わたくしは目線だけでお父様に合図を送る。「まあ陛下、女性にはわからない話もありますからこちらに…」と、お父様はうまい具合に陛下を連れ出してくれた。グッジョブ、ポメラニアン。

わたくしの中で、高速でやるべきことが浮かんでいく。


「ソワヨさん…」


王妃様がわたくしの隣に座る。密着して。


「ねえ、ソワヨさん。あの子を許してあげて?いかがわしいパーティー通いも、クズーヴィチ男爵令嬢の件も、わたくしがきちんと言って聞かせます」


そっと手を取り、見つめられた。わたくしは俯いたままだが。


「一度だけでいいの。もうこんなことはさせないわ。大丈夫、きちんと話せばわかってくれる子よ?ね?」


……ふーん、へー、ほー。下半身に話しかければ聞いてくれるかも知れませんねえ?

あのロリコン脳みそ下半身屑男を形成したのはお前か、この脳みそお花畑女。こいつらのせいで、リーゼロッテが……!

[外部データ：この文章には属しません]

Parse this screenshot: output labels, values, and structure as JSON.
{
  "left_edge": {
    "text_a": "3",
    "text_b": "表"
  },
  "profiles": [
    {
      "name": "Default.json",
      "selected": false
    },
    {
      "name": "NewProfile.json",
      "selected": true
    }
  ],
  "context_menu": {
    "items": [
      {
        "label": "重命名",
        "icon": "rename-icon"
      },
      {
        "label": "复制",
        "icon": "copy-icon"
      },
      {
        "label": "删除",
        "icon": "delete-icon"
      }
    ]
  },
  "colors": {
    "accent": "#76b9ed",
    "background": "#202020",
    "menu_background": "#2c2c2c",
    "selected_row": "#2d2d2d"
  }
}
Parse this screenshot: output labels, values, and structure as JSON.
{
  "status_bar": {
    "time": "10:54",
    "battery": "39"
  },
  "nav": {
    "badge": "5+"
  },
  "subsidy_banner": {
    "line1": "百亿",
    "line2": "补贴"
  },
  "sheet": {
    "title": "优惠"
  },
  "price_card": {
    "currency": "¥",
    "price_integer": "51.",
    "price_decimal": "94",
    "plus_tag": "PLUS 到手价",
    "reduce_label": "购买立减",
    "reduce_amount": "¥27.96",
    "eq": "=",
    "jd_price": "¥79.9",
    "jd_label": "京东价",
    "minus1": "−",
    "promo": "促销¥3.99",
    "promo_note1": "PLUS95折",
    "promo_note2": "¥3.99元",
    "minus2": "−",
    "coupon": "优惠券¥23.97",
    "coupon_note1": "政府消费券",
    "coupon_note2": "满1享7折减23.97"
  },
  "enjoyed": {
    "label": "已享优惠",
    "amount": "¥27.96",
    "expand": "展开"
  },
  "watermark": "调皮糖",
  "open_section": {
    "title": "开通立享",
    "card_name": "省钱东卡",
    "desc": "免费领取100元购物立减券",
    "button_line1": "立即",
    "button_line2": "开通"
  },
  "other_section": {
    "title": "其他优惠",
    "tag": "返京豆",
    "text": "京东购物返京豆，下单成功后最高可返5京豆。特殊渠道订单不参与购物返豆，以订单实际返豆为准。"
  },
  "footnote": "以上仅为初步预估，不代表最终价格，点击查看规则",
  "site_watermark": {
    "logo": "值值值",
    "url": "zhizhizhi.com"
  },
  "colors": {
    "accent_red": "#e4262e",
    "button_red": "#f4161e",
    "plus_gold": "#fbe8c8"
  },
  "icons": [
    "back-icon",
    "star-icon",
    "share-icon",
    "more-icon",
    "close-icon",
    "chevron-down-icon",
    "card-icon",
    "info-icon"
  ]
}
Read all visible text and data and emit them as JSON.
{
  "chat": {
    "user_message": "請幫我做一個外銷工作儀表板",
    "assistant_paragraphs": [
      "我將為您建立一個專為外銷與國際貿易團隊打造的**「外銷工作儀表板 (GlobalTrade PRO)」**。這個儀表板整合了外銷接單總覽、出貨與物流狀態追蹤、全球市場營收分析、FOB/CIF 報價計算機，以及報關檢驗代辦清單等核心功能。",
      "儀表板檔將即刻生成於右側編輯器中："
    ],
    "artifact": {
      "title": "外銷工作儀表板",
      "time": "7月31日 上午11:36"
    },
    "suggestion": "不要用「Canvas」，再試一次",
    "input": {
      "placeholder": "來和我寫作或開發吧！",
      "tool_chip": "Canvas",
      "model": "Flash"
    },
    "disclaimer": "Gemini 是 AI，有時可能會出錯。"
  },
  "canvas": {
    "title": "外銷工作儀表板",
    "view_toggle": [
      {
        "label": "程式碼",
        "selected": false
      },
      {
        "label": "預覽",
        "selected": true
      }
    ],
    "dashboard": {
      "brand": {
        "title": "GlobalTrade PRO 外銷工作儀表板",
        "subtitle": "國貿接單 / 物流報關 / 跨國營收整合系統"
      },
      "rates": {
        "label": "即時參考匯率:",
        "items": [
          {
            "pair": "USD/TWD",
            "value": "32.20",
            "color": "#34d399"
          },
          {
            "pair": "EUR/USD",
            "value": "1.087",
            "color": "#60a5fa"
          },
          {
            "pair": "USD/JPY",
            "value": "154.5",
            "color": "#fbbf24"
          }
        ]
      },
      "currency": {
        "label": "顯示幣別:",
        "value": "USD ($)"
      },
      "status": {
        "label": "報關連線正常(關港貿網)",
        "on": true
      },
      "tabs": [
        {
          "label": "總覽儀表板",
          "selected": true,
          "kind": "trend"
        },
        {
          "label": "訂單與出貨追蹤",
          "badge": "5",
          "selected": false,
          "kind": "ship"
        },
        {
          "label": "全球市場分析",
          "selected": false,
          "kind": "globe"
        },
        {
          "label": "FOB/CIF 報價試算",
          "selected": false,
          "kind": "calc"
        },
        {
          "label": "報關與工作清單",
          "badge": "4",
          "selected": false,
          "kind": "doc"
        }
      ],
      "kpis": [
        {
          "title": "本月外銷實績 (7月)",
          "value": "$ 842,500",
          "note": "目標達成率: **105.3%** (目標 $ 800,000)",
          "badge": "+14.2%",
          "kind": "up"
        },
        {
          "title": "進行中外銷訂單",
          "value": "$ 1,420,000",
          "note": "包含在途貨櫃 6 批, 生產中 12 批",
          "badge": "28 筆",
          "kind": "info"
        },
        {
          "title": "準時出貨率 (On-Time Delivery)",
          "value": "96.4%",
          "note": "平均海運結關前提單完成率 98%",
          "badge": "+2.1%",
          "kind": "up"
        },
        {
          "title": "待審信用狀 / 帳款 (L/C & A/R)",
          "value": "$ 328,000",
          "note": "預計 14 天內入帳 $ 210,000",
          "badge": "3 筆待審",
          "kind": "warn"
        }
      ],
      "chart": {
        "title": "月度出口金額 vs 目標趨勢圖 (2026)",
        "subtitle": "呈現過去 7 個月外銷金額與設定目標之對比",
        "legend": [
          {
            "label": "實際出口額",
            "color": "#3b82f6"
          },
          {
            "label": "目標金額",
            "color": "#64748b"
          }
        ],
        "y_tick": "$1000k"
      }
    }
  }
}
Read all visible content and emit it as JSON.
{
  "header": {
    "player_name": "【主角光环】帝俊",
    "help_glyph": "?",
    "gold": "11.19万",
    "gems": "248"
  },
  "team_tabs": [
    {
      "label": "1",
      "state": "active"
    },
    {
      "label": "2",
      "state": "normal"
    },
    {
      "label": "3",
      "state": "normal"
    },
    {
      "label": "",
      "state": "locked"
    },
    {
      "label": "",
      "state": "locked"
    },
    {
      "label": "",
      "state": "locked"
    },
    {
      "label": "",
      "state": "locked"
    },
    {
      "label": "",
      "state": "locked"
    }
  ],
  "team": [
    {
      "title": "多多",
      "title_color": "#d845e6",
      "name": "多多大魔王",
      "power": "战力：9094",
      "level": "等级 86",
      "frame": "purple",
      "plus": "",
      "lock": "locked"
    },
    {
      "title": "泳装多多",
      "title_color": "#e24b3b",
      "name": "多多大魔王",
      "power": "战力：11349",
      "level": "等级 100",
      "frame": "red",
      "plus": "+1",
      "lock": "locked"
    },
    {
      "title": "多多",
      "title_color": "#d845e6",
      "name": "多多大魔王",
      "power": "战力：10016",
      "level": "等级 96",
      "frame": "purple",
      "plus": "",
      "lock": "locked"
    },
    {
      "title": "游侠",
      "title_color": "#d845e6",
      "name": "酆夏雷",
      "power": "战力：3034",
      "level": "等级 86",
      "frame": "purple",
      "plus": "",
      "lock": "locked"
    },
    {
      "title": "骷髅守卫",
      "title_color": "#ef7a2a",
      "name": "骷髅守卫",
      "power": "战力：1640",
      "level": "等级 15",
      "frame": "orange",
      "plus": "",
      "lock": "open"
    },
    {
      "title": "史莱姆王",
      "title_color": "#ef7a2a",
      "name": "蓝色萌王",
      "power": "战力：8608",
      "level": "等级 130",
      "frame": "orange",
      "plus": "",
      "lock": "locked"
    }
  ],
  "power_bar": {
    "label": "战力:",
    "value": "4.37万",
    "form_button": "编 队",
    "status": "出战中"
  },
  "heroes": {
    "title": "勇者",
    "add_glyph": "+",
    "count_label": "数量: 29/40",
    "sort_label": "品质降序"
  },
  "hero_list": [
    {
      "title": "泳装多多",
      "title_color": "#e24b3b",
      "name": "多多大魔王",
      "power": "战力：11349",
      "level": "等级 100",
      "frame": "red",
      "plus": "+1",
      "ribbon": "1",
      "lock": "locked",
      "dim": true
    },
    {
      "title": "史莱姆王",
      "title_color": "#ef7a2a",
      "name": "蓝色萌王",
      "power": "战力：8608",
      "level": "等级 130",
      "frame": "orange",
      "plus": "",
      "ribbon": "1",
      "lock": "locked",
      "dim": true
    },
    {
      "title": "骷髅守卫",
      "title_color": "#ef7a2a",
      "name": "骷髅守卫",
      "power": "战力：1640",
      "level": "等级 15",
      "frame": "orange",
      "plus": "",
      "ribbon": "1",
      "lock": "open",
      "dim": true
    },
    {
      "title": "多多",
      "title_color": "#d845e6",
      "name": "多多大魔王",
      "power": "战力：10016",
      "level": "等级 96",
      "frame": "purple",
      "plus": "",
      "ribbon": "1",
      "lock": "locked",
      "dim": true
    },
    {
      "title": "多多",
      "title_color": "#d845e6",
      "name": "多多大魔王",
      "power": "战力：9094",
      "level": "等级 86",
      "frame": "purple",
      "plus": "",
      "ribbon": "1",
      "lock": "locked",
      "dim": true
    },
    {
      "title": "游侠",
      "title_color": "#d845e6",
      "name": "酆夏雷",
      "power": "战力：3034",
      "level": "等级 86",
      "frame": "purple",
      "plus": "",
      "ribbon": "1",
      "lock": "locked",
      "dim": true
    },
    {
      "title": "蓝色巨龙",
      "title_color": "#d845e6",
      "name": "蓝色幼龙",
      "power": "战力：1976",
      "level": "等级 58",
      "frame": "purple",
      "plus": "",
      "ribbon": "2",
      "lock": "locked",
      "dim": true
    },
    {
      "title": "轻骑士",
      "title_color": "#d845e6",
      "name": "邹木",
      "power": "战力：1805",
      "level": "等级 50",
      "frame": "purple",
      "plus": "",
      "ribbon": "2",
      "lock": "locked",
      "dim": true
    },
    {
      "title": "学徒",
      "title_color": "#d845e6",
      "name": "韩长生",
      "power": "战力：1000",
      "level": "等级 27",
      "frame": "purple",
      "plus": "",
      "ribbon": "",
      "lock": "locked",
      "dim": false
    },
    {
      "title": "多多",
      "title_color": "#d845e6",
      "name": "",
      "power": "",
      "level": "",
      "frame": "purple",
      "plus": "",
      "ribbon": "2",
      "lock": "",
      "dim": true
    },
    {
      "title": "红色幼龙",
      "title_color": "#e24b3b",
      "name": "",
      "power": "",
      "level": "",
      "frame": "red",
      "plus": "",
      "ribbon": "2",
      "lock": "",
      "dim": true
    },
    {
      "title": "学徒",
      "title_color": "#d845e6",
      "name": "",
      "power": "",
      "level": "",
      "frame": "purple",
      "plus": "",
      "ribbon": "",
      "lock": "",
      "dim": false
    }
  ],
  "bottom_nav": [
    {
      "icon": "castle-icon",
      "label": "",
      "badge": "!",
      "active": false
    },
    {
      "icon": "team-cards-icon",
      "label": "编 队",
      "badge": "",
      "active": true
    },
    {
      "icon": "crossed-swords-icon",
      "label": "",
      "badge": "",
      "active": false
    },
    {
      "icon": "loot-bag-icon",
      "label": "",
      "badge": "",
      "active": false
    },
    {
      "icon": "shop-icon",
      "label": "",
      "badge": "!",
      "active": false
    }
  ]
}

婚約破棄と慰謝料だけでは生ぬるいわ。公開処刑決定にしてくれる。


わたくしはキュッと唇を噛んだ。唸れ、わたくしの演技力!さあ、仕事だ、涙腺!涙を出せ!!


「で…でも……」

「ソワヨさん…?」


わたくしはほろりと涙を流した。メイクが崩れない、一番美しく見える泣き方だ。これは2番目の姉が教えてくれた。


「でも、わたくし……ふ、不安、で…」

「……っ…ぁ………!?」


王妃様の手を握り返し、濡れた瞳で見つめる。これは3番目の姉に教わった「うんと言わない男の落とし方」だ。女性に効くか不安だったが……うん、効いてる効いてる。


「王妃様…」


王妃様に身を寄せた。これは男には絶対にするなと言いながら1番目の姉が教えてくれた。ええ、やべーですもんね?お姉様たち直伝のエッロエロ陥落術なんか、女に飢えた魔豚オークの前で裸踊りをするようなものです。


「わたくし、王妃様を『おかあさま』と呼びとうございます。でも…でも……怖いのです。殿下が何を考えていらっしゃるか…わたくし……わからないのです…」

「ソワヨさん…!ああ、なんて可哀想に…!!」


王妃様がわたくしをギュッと抱きしめます。よっしゃ、落ちた!

息が掛かるか掛からないかの近さで、わたくしたちは見つめ合いました。


「殿下のお心がわかる魔術や……お薬、などあれば……わたくし…うぅっ…!」

「……手配するわ!」

「………え…?」

「あの子はきっと素直になれていないのよ!だってソワヨさんはこんなに素敵なお嬢さんですもの…!わたくしが、あの子が素直になるお薬を手配するわ!!」

「で、でも…そんな……尊い御身に…それに、陛下がなんと仰るか……」

「わたくしがなんとかするわ!陛下には、……そうね、まだ黙っていましょう?だからね…?もう、泣くのはおよしなさい?」

「……お…おかあさま…っ!」





えーと…王妃様?一国の王妃として、チョロすぎない?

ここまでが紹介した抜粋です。